Speakers Profile - Tim Sheridan

Travels From:

Fee Range: C

Like all top-notch sports reporters, Tim Sheridan's work is stamped by his versatility and passion for digging up a good story -- and he'll be finding plenty at the 2010 Winter Olympics.

Sheridan, a 26-year veteran with Nine, will be one of the network's senior reporters filing news stories and colourful profiles from Vancouver and its surrounding Olympic venues.

After completing a bachelor of arts degree in journalism at Charles Sturt University, Sheridan joined Australian Consolidated Press in 1981. He was a reporter, feature writer and sub-editor for ACP sporting publications which included Rugby League Week, Australian Cricket Magazine and Australian Golf.

During this time Sheridan played rugby union for Sydney club Manly and toured New Zealand with the New South Wales Waratahs in 1982.

After three years with ACP he was offered a position with the Nine Network as a sports journalist in the newsroom. For the next 10 years Sheridan covered many of the big domestic stories in Australian sport. It was the Border era of Australian cricket, Greg Norman dominated golf, Pat Cash won Wimbledon, Australian rugby was on the rise, and the rugby league Kangaroos had become The Invincibles.

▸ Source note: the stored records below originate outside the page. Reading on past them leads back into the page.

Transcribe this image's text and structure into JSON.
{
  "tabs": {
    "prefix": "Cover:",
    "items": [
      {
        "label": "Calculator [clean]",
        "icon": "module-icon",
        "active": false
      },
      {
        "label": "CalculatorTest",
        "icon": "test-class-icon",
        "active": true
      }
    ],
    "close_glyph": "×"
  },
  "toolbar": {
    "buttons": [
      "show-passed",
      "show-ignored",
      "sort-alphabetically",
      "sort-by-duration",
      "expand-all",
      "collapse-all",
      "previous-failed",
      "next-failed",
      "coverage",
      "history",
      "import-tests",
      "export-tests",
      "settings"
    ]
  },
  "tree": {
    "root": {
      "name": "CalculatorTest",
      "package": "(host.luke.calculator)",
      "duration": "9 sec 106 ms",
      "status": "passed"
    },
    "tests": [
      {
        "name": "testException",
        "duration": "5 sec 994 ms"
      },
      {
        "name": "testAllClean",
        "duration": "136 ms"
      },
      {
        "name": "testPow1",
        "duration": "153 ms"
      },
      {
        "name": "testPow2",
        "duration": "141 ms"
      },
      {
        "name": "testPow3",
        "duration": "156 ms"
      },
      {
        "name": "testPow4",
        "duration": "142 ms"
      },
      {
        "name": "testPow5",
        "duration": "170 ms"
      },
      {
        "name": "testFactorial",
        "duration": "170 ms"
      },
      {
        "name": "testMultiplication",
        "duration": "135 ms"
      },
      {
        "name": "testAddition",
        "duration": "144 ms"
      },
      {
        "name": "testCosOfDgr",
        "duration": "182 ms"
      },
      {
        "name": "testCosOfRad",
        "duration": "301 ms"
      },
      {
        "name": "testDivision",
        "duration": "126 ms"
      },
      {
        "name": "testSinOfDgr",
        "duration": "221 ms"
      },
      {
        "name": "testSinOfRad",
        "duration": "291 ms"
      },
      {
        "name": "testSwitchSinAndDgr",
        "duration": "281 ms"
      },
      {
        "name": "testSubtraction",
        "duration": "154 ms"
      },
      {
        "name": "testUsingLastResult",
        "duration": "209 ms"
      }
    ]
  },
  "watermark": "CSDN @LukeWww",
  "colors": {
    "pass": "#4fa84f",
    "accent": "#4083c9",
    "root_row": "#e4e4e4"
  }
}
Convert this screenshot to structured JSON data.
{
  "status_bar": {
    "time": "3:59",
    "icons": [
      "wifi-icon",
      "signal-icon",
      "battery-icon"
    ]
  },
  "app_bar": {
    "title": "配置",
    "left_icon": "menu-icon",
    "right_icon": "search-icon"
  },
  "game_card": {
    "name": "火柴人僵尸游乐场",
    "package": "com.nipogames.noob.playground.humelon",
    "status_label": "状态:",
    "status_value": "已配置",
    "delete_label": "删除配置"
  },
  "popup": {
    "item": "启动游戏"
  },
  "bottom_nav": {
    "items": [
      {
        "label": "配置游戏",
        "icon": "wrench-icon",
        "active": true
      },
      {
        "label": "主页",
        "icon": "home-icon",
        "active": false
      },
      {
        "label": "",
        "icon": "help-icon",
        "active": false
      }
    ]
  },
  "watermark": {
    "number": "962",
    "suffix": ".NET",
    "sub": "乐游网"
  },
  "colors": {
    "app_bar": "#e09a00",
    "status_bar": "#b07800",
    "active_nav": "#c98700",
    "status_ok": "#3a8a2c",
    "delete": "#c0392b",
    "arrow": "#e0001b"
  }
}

In 1994, after covering the Lillehammer Winter Olympics for Nine News, Sheridan moved to Wide World of Sports. His did stories on the boxers Evander Holyfield and Roy Jones Jr, tennis guru Nick Bollettieri, expatriate Aussies like Dallas Mavericks basketballer Chris Anstey and golfer Craig Parry, and broader topics such as the lead-up to the Atlanta Olympic Games. He also completed two extensive filming tours of India for Nine's The Cricket Show.

Sheridan has covered 15 Wimbledon Championships and 12 US Masters. He has filed diverse sporting stories ranging from a profile on Formula One driver Mark Webber to Australian galloper Nothin' Leica Dane's tilt at France's greatest race, the Prix de L'Arc de Triomphe; the FINA World swimming titles in Fukuoka, Barcelona, Montreal and Melbourne; and the Australian cricket team's "miracle"' semi-final win over South Africa at Birmingham in the 1999 World Cup.